La Stampa, 22 aprile 2015
Italicum, tutte le opposizioni sull’Aventino. Renzi da solo verso la fiducia. Anche Fi, M5S e Lega lasciano la commissione. E Berlusconi ora può tornare decisivo
«Avanti, su tutto. È tempo di decidere». Renzi non si ferma ma l’Italicum rischia di finire in un pantano. La riforma elettorale è diventata la madre di tutte le battaglie delle opposizioni, anche di quella interna a Pd: potrebbero unirsi nel voto finale a scrutinio segreto qualora il governo dovesse porre la fiducia sui quattro articoli del disegno di legge. Nel segreto dell’urna si sommerebbero i voti di Fi, M5S, Lega, Fdi, Sel e un centinaio di Democratici, mettendo in serio pericolo l’approvazione delle riforma elettorale su cui Renzi punta tantissimo. Il premier è sicuro dei numeri e gioca duro. Ieri ha fatto sostituire in commissione Affari costituzionali dieci deputati dissidenti del Pd con altrettanti fedelissimi. Tra i «deportati», come li ha chiamati il capogruppo Brunetta, ci sono Bersani, Cuperlo, Bindi, D’Attorre, Pollastrini. La mossa di Renzi ha provocato l’abbandono della commissione da parte delle opposizioni che hanno accusato il premier di essere autoritario, di restringere gli spazi democratici. Uno strappo che preoccupa il presidente della Camera Boldrini. «Abbiamo già vissuto con la riforma del Senato un epilogo poco felice arrivando al voto con metà dell’emiciclo vuoto: mi aspetto che non si arrivi a questo».
Rischio palude
Il premier non intende farsi fermare all’ultimo miglio. «La proposta è stata sempre votata a stragrande maggioranza nell’assemblea nazionale, in direzione e nei gruppi parlamentari del Pd. È stata approvata anche dai senatori di Forza Italia.

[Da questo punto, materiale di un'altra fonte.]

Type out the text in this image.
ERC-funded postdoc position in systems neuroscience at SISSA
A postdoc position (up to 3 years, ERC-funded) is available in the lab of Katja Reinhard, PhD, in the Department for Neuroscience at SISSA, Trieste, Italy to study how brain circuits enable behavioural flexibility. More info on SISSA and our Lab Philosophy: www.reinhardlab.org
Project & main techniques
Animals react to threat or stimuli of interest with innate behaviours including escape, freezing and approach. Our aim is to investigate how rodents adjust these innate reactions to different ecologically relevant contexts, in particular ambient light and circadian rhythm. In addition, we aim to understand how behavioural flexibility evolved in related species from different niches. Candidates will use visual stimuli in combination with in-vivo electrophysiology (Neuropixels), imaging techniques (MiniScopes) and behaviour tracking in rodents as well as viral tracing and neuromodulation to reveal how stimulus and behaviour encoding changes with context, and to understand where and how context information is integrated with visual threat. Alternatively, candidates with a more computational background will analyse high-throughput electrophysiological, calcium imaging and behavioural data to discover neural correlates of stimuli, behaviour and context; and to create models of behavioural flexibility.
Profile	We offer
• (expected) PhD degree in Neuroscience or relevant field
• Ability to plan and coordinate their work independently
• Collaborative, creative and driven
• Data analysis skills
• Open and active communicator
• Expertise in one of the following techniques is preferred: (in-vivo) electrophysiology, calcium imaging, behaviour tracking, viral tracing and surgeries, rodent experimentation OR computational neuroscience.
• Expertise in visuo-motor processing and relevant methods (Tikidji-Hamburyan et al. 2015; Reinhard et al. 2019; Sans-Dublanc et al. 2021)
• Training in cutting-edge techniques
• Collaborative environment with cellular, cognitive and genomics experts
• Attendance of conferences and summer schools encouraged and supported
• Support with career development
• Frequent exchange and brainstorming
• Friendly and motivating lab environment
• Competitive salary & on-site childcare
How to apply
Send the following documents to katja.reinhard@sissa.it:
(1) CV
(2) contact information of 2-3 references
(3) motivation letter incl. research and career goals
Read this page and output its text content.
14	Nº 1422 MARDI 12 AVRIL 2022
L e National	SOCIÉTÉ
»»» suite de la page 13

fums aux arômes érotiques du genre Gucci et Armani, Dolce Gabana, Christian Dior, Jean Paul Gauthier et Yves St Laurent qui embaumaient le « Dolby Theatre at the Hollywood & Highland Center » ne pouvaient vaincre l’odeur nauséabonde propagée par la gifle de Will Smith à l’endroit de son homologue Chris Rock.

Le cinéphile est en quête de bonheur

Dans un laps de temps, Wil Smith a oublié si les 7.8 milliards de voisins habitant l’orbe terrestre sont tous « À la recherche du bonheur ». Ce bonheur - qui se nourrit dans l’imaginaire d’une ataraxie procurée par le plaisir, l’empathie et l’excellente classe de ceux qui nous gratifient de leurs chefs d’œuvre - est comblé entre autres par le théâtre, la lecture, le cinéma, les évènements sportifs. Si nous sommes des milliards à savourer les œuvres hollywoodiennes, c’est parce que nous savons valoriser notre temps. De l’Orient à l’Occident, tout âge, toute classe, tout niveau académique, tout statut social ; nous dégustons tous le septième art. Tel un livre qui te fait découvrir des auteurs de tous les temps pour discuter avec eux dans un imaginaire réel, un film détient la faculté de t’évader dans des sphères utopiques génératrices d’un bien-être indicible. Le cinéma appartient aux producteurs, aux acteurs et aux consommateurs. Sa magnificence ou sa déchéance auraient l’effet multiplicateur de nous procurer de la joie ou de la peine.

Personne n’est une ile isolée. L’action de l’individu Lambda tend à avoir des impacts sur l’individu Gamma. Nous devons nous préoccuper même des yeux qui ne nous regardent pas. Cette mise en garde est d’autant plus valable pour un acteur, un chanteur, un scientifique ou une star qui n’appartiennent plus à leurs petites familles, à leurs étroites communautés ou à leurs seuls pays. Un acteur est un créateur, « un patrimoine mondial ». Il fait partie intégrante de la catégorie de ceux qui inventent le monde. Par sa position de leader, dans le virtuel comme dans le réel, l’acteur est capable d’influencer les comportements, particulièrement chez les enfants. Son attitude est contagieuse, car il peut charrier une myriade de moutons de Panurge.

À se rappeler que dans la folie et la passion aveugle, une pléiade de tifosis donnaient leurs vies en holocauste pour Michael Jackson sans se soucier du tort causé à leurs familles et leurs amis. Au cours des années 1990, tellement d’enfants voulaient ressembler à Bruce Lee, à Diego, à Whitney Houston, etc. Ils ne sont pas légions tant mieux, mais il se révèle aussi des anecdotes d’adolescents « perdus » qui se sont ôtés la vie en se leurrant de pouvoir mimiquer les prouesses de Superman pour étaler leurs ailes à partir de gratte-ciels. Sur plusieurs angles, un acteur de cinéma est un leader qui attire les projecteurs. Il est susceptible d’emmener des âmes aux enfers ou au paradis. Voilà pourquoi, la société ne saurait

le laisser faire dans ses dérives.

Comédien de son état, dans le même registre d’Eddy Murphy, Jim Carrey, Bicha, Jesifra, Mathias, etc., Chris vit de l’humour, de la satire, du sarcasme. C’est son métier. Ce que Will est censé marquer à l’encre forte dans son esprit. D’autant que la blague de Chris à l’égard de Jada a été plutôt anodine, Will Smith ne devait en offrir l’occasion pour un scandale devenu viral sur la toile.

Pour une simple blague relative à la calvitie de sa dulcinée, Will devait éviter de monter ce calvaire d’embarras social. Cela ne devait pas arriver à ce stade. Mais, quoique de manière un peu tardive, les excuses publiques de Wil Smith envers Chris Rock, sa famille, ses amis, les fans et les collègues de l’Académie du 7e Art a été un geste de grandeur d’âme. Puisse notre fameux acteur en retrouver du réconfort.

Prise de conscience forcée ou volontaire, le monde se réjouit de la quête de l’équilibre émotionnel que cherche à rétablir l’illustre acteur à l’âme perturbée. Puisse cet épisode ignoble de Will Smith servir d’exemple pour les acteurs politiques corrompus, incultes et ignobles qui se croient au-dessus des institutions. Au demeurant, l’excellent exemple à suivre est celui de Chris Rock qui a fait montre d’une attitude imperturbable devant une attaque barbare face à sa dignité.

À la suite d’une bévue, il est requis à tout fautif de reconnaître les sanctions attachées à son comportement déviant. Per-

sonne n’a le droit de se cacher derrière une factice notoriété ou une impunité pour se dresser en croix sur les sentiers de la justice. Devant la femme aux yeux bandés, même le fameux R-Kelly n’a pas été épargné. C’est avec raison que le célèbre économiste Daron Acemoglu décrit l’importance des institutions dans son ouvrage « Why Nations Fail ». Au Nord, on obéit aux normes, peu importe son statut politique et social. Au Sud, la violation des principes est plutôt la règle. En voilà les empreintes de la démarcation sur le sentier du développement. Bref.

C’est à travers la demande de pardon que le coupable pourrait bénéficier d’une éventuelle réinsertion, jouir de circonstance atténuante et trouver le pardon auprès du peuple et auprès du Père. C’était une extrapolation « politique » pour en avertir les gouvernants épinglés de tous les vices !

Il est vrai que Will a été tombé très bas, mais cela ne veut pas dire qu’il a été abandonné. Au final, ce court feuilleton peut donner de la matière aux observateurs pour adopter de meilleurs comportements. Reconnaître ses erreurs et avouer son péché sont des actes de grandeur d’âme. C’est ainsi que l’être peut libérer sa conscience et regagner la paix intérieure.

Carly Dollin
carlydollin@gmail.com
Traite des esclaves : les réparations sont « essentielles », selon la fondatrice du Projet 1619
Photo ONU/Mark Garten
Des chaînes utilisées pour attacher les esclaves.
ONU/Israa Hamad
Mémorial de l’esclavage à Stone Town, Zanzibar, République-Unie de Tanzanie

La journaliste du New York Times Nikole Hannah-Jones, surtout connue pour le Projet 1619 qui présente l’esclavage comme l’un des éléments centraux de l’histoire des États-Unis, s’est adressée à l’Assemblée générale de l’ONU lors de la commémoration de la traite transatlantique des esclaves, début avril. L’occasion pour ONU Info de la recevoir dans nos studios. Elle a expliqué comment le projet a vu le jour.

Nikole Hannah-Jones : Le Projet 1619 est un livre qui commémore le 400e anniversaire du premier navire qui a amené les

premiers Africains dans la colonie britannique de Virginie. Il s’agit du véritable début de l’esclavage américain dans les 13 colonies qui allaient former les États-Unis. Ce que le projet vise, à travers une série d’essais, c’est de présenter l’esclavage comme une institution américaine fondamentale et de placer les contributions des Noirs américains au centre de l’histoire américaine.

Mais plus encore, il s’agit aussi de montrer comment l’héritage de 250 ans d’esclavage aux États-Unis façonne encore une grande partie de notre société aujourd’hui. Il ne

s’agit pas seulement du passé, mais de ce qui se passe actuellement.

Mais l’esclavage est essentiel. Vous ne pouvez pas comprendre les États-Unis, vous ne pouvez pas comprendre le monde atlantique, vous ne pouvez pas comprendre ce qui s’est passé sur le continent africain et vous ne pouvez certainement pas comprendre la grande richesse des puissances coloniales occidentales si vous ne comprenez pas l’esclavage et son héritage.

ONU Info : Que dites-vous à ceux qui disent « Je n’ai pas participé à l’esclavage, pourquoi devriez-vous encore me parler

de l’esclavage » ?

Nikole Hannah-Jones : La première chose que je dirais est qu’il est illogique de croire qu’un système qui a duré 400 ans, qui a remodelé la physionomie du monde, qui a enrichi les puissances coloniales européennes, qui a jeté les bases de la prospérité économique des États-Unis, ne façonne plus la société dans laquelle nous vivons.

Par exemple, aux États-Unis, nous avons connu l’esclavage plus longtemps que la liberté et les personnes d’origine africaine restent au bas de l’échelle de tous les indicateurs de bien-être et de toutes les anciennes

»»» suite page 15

Fermarsi oggi significherebbe consegnare l’intera classe politica alla palude e dire che noi siamo uguali a quelli che si sono fermati prima del traguardo. Ma noi non siamo così». Renzi non accetta lezioni di democrazia visto che le regole della democrazia prevedono il rispetto delle decisioni prese a maggioranza e non la prevalenza delle minoranze». Il vicesegretario del Pd Guerini parla di «cagnara» e il ministro Boschi cerca di mettere in difficoltà Berlusconi e Brunetta. «Sono le opposizioni a non avere dimestichezza con le regole della democrazia. E chi oggi ha invocato il voto segreto – attacca Boschi – forse ha l’imbarazzo di non votare la stessa legge elettorale che ha votato in Senato». «Cara Boschi – le risponde Brunetta – tu non vuoi il voto segreto perché temi di andare a casa. I tempi dei imbrogli sono finiti. Renzi non ha più la maggioranza».
L’ultima mediazione
Il clima nel Pd è esacerbato. D’Attorre avverte Palazzo Chigi che se viene messa la fiducia si entra in una terra incognita e non si sa dove si va a finire. Renzi infatti dovrà fare bene i conti. Se le opposizioni saliranno sull’Aventino anche in aula, ad ogni votazione si rischia la mancanza del numero legale. Ancora peggio nel caso in cui si sommassero tutti i nemici del premier al voto finale a scrutinio segreto. Il premier sta tentando l’ultima mediazione: valuta l’ipotesi di non mettere la fiducia, consentendo il voto e la discussione degli emendamenti della minoranza Pd. Purché il testo non venga cambiato.